Lung cancer is the leading cause of cancer death among both men and women in the U.S., with more than a hundred thousand deaths every year. The five-year survival rate is only 17%; however, early detection of malignant lung nodules significantly improves the chances of survival and prognosis.

This study aims to show that 3D Convolutional Neural Networks (CNNs) which use the full 3D nature of the input data perform better in classifying lung nodules compared to previously used 2D CNNs. It also demonstrates an approach to develop an optimized 3D CNN that performs with state of art classification accuracies. CNNs, like other deep neural networks, have been black boxes giving users no understanding of why they predict what they predict. This study, for the first time, demonstrates that Gradient-weighted Class Activation Mapping (Grad-CAM) techniques can provide visual explanations for model decisions in lung nodule classification by highlighting discriminative regions.

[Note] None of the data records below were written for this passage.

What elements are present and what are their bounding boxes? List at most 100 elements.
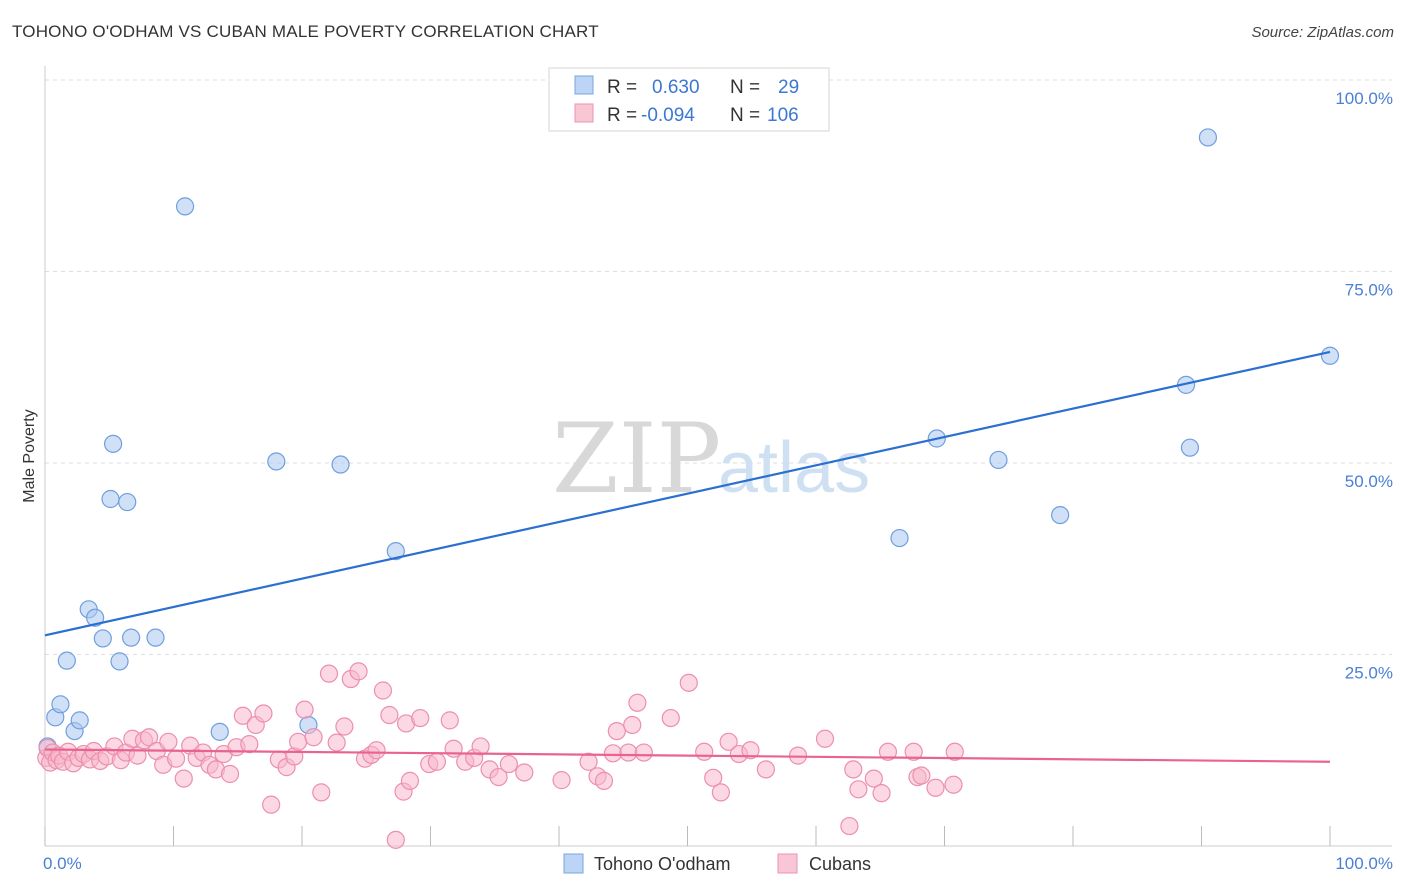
cubans-point-64: [440, 711, 459, 730]
cubans-point-51: [349, 662, 368, 681]
legend-n-label-2: N =: [730, 105, 760, 126]
cubans-point-70: [489, 767, 508, 787]
legend-r-value-2: -0.094: [641, 105, 695, 126]
y-axis-label: Male Poverty: [21, 409, 38, 502]
cubans-point-87: [711, 783, 731, 802]
cubans-point-86: [704, 768, 723, 787]
stats-legend: R = 0.630 N = 29 R = -0.094 N = 106: [548, 67, 830, 132]
tohono-point-19: [331, 455, 350, 474]
cubans-point-43: [289, 732, 308, 751]
tick-labels: 25.0% 50.0% 75.0% 100.0% 0.0% 100.0%: [43, 89, 1393, 873]
tohono-point-28: [1320, 346, 1340, 365]
cubans-point-48: [327, 733, 346, 752]
legend-n-value-1: 29: [778, 77, 799, 98]
bottom-legend-swatch-cubans: [777, 853, 798, 874]
cubans-point-104: [944, 775, 963, 794]
cubans-point-25: [166, 749, 186, 768]
cubans-point-100: [904, 742, 923, 761]
series-tohono-points: [38, 128, 1340, 756]
cubans-point-91: [756, 760, 775, 779]
cubans-point-77: [603, 744, 623, 763]
tohono-point-2: [51, 695, 70, 714]
cubans-point-85: [695, 742, 714, 761]
chart-source: Source: ZipAtlas.com: [1251, 24, 1394, 41]
tohono-point-24: [1051, 505, 1070, 525]
watermark: ZIP atlas: [552, 403, 870, 515]
tohono-point-10: [104, 434, 123, 453]
cubans-point-73: [552, 771, 571, 790]
cubans-point-35: [233, 706, 252, 725]
cubans-point-47: [319, 664, 339, 683]
y-tick-label-1: 50.0%: [1345, 472, 1393, 491]
tohono-point-26: [1180, 438, 1200, 457]
watermark-zip: ZIP: [552, 403, 721, 515]
tohono-point-20: [386, 541, 405, 561]
cubans-point-90: [741, 741, 760, 760]
cubans-point-44: [295, 700, 314, 719]
cubans-point-38: [254, 704, 273, 723]
cubans-point-96: [849, 780, 868, 799]
cubans-point-57: [386, 830, 405, 849]
legend-swatch-tohono: [574, 75, 594, 95]
axes: [44, 66, 1392, 847]
cubans-point-105: [945, 742, 964, 761]
x-tick-label-0: 0.0%: [43, 854, 82, 873]
cubans-point-94: [844, 760, 863, 779]
cubans-point-49: [335, 717, 354, 736]
cubans-point-72: [515, 763, 534, 782]
cubans-point-99: [878, 742, 898, 761]
cubans-point-80: [623, 715, 642, 735]
cubans-point-54: [367, 741, 386, 760]
tohono-point-15: [175, 197, 195, 216]
tohono-point-23: [989, 450, 1008, 470]
cubans-point-88: [719, 732, 738, 751]
cubans-point-95: [840, 816, 859, 836]
cubans-point-33: [220, 764, 240, 784]
cubans-point-82: [634, 743, 653, 762]
tohono-point-8: [93, 629, 112, 648]
cubans-point-74: [579, 752, 598, 771]
cubans-point-21: [139, 728, 159, 747]
cubans-trend-line: [44, 748, 1331, 763]
bottom-legend-label-cubans: Cubans: [809, 854, 871, 874]
cubans-point-83: [661, 708, 680, 728]
cubans-point-93: [815, 729, 835, 748]
cubans-point-24: [159, 732, 178, 751]
cubans-point-84: [679, 673, 698, 692]
cubans-point-56: [380, 705, 399, 725]
cubans-point-76: [594, 771, 614, 790]
cubans-point-26: [174, 769, 193, 788]
bottom-legend-swatch-tohono: [563, 853, 584, 874]
cubans-point-45: [304, 728, 323, 747]
tohono-point-7: [86, 608, 105, 627]
cubans-point-103: [926, 778, 945, 797]
bottom-legend-label-tohono: Tohono O'odham: [594, 854, 731, 874]
y-tick-label-3: 100.0%: [1335, 89, 1393, 108]
grid-lines: [45, 79, 1392, 655]
cubans-point-46: [312, 783, 331, 802]
cubans-point-78: [607, 721, 626, 741]
cubans-point-61: [411, 708, 430, 728]
tohono-point-11: [110, 652, 129, 671]
cubans-point-98: [872, 784, 891, 803]
cubans-point-79: [619, 743, 638, 762]
cubans-point-55: [373, 681, 393, 700]
legend-r-label-2: R =: [607, 105, 637, 126]
legend-r-value-1: 0.630: [652, 77, 700, 98]
trend-lines: [44, 350, 1331, 763]
cubans-point-36: [240, 735, 259, 754]
tohono-point-16: [210, 722, 229, 741]
x-tick-label-1: 100.0%: [1335, 854, 1393, 873]
cubans-point-97: [864, 769, 883, 788]
legend-swatch-cubans: [574, 103, 594, 123]
series-cubans-points: [37, 662, 964, 849]
cubans-point-71: [499, 754, 518, 774]
tohono-point-14: [146, 628, 165, 647]
cubans-point-59: [400, 771, 420, 790]
tohono-point-3: [57, 651, 76, 670]
tohono-point-5: [70, 711, 89, 730]
cubans-point-63: [427, 752, 447, 771]
cubans-point-81: [628, 693, 647, 712]
legend-n-value-2: 106: [767, 105, 799, 126]
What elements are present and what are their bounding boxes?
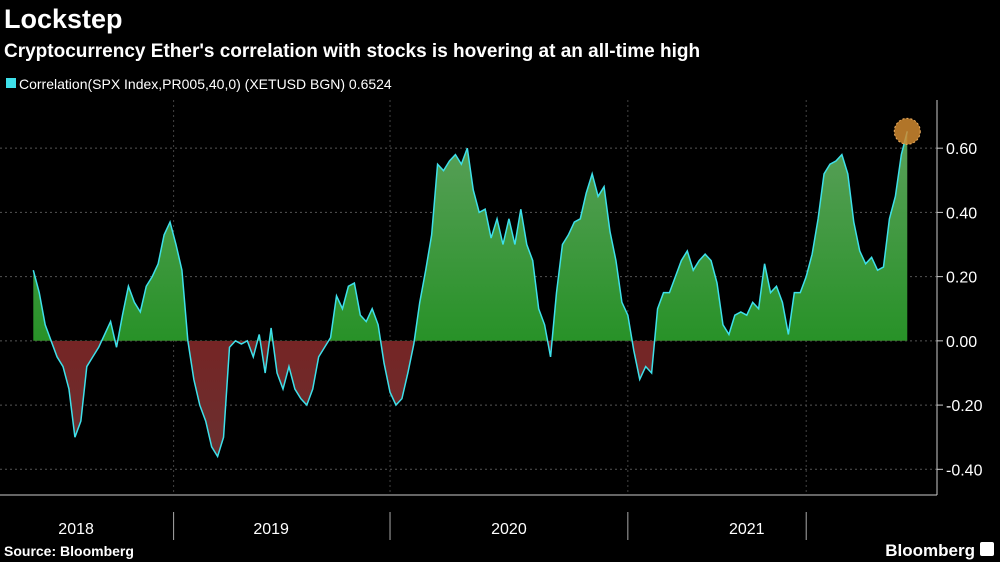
x-tick-label: 2020 [491, 521, 527, 538]
chart-title: Lockstep [4, 4, 123, 34]
y-tick-label: 0.00 [946, 334, 977, 351]
brand: Bloomberg [885, 541, 975, 560]
area-positive [33, 131, 908, 341]
y-tick-label: -0.20 [946, 398, 983, 415]
y-tick-label: 0.60 [946, 141, 977, 158]
x-tick-label: 2018 [58, 521, 94, 538]
area-negative [33, 340, 908, 457]
x-tick-label: 2021 [729, 521, 765, 538]
y-tick-label: 0.20 [946, 270, 977, 287]
x-tick-label: 2019 [253, 521, 289, 538]
legend-swatch [6, 78, 16, 88]
line [32, 131, 908, 459]
highlight-marker [893, 117, 921, 145]
y-tick-label: 0.40 [946, 205, 977, 222]
legend-label: Correlation(SPX Index,PR005,40,0) (XETUS… [19, 76, 392, 92]
brand-icon [980, 542, 994, 556]
chart-subtitle: Cryptocurrency Ether's correlation with … [4, 41, 700, 62]
y-tick-label: -0.40 [946, 462, 983, 479]
source: Source: Bloomberg [4, 543, 134, 559]
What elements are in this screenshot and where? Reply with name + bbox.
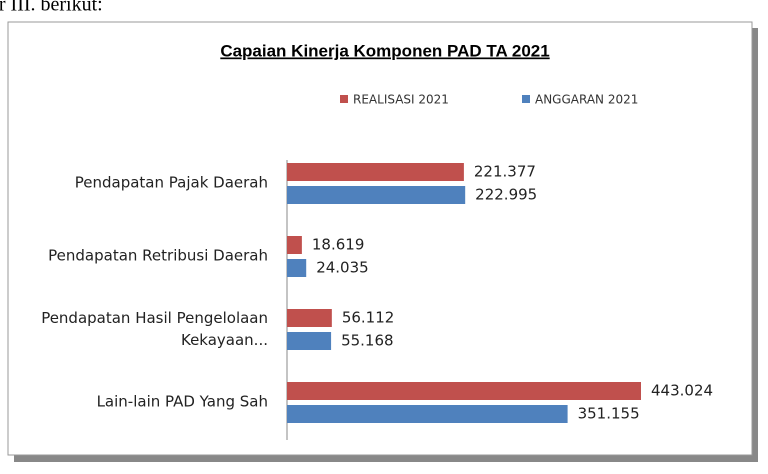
bar xyxy=(287,332,332,350)
value-label: 24.035 xyxy=(316,259,369,277)
bar xyxy=(287,186,466,204)
value-label: 443.024 xyxy=(651,382,713,400)
bar xyxy=(287,405,568,423)
chart-title: Capaian Kinerja Komponen PAD TA 2021 xyxy=(220,41,549,60)
bar xyxy=(287,382,641,400)
value-label: 18.619 xyxy=(312,236,365,254)
category-label: Pendapatan Pajak Daerah xyxy=(75,174,268,192)
category-label: Lain-lain PAD Yang Sah xyxy=(97,393,268,411)
value-label: 222.995 xyxy=(475,186,537,204)
category-label: Pendapatan Hasil Pengelolaan Kekayaan... xyxy=(41,309,268,349)
category-label-line: Pendapatan Hasil Pengelolaan xyxy=(41,309,268,327)
legend-swatch xyxy=(522,95,530,103)
category-label: Pendapatan Retribusi Daerah xyxy=(48,247,268,265)
value-label: 351.155 xyxy=(578,405,640,423)
category-label-line: Kekayaan... xyxy=(181,331,268,349)
value-label: 55.168 xyxy=(341,332,394,350)
legend-swatch xyxy=(340,95,348,103)
value-label: 56.112 xyxy=(342,309,395,327)
bar xyxy=(287,163,464,181)
legend-label: REALISASI 2021 xyxy=(353,93,449,107)
legend-label: ANGGARAN 2021 xyxy=(535,93,638,107)
value-label: 221.377 xyxy=(474,163,536,181)
bar xyxy=(287,309,332,327)
page-text: ar III. berikut: xyxy=(0,0,103,16)
bar xyxy=(287,259,307,277)
bar xyxy=(287,236,302,254)
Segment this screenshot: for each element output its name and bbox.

Several CNN architectures using Keras and TensorFlow were implemented as part of this study. The publicly available LUNA16 dataset, comprising 888 CT scans with candidate nodules manually annotated by radiologists, was used to train and test the models. The models were optimized by varying the hyperparameters, to reach accuracies exceeding 90%. Grad-CAM techniques were applied to the optimized 3D CNN to generate images that provide quality visual insights into the model decision making. The results demonstrate the promise of 3D CNNs as highly accurate and trustworthy classifiers for early lung cancer detection, leading to improved chances of survival and prognosis.